The morning of Sept. 11, 2001, my wife, Beth, was getting a root canal at the dentist office in Asheboro. I was sitting in the waiting room reading a magazine — there were no smartphones back then — when someone came in and said the World Trade Center had been bombed.
The dentist had a VCR/mini-TV combo for kids to watch movies. Those televisions still had tuners in them to pick up broadcast TV. I procured a paper clip from the receptionist to use as an antenna and was able to tune into the live broadcast.
On that morning, before I knew about the other planes or the magnitude of the injuries, my first impression was that the event would define the presidency of George W. Bush.
I was 14 years old on Sept. 11, 2001. I’m firmly in a generation of kids who learned a lot more about the world on that warm late-summer day. World War II and the Cold War were things we read about in social studies and listened to stories about from grandparents.
The world felt much different after those attacks.
Barely a year earlier, the 2000 election played out across six weeks, and, at that time, nothing felt more important than questions like: Who is going to be the next president? What’s a chad?
George W. Bush won the 2000 election, of course, and was tested in a way that few other presidents have been.
I don’t know that I grew up more as a result of Sept. 11, but I became more aware. There are people in this world who want to do Americans harm, and we shouldn’t ever forget that.
Coming up on 20 years, I’m at times dismayed at the lack of importance that day holds for some. It is hard to swallow that there’s a generation who don’t remember a pre-9/11 world.
As I’ve graduated college, entered the workforce and started a family, I sometimes imagine what the people would have been thinking in that moment. Would I have the courage of the United 93 passengers, who fought to save their fellow citizens on a highjacked plane? Would I have had the bravery to help others in the burning World Trade Center towers?
20 years later, I still ask myself these questions and pray I’ll never find out.
That morning, I had stopped by to pick up bagels and coffee for my bosses. As a result, I was late getting into the office — late enough that I was unaware a plane had already hit one of the towers. Our receptionist mobbed me at the entrance and rushed me to the conference room where there was a television.
Except for a news-outlet broadcaster speaking, it was silent in that room. It was standing room only with all eyes transfixed on the image of a smoking North WTC tower. I had not even had time to process what was happening and had only been in the room for a few minutes when the second plane impacted the south tower. I remember hearing cries, gasps and yelling all around me. Even today, 20 years later, I can’t be sure I wasn’t one of the ones yelling. I do know I was one of the ones hyperventilating and that a colleague had pulled me from the room and walked me to the ladies’ bathroom to get a little air and compose myself.
Of all the horrific images that cascade through my memories of that day, what still rises up inside me is the anger — actually, it’s beyond anger; it’s raw outrage, the kind of outrage that chokes you into silence, makes your eyes and throat sting, and your adrenaline pump like a locomotive with a head of steam.
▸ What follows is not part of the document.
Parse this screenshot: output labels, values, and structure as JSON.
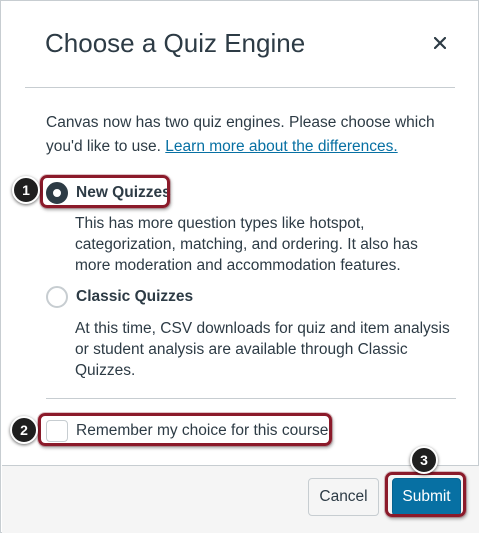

That outrage juxtaposed with what I had just been doing that day, normal things like getting coffee and being late — again — for work. It makes the outrage thicker and somehow, sadder, even 20 years later. The 9/11 moniker is “Never Forget.” As if anyone could.
My most enduring memory following the Sept. 11 attacks was a feeling — numbness. It was an almost out-of-body dullness that lasted weeks and left me paralyzed wondering how something so horrifying could happen.
My wife and I were 24 and seven months away from marrying, and we have since raised two children in a post-9/11 world. Until last month, they lived their entire life in a nation that was at war because of the events of that day. It’s surreal to think they’ve never known the simple joy of seeing a family member emerge from the jet bridge to meet them at an airport gate because of it.
I think everyone went through similar emotions following Sept. 11: disbelief, anger, sorrow and, for me the most profound, numbness. Twenty years later, it’s impossible to erase that feeling. And we never should.
I’d already taken my kids to school, and my wife was out on the road at an appointment, so I decided to head back to bed and catch up on some sleep on the morning of Sept. 11, 2001.
I barely nodded off when my wife called to tell me that a plane had hit the World Trade Center. That, however, isn’t my most vivid memory of that tragic event. Rather, it happened three nights later at a high school football stadium in Whiteville.
I was working for the Fayetteville Observer at the time and the game between Whiteville and East Bladen was one of the few that was still being played that Friday night, so they sent me there to cover it.
I don’t recall much about the game, but I do remember fondly that they handed out small American flags to everyone as they entered the gates and that during the national anthem, everyone in attendance — including the players — stood and waved the flags. It was a stirring sight and an emotional tribute that brought tears to a lot of eyes. Mine, too.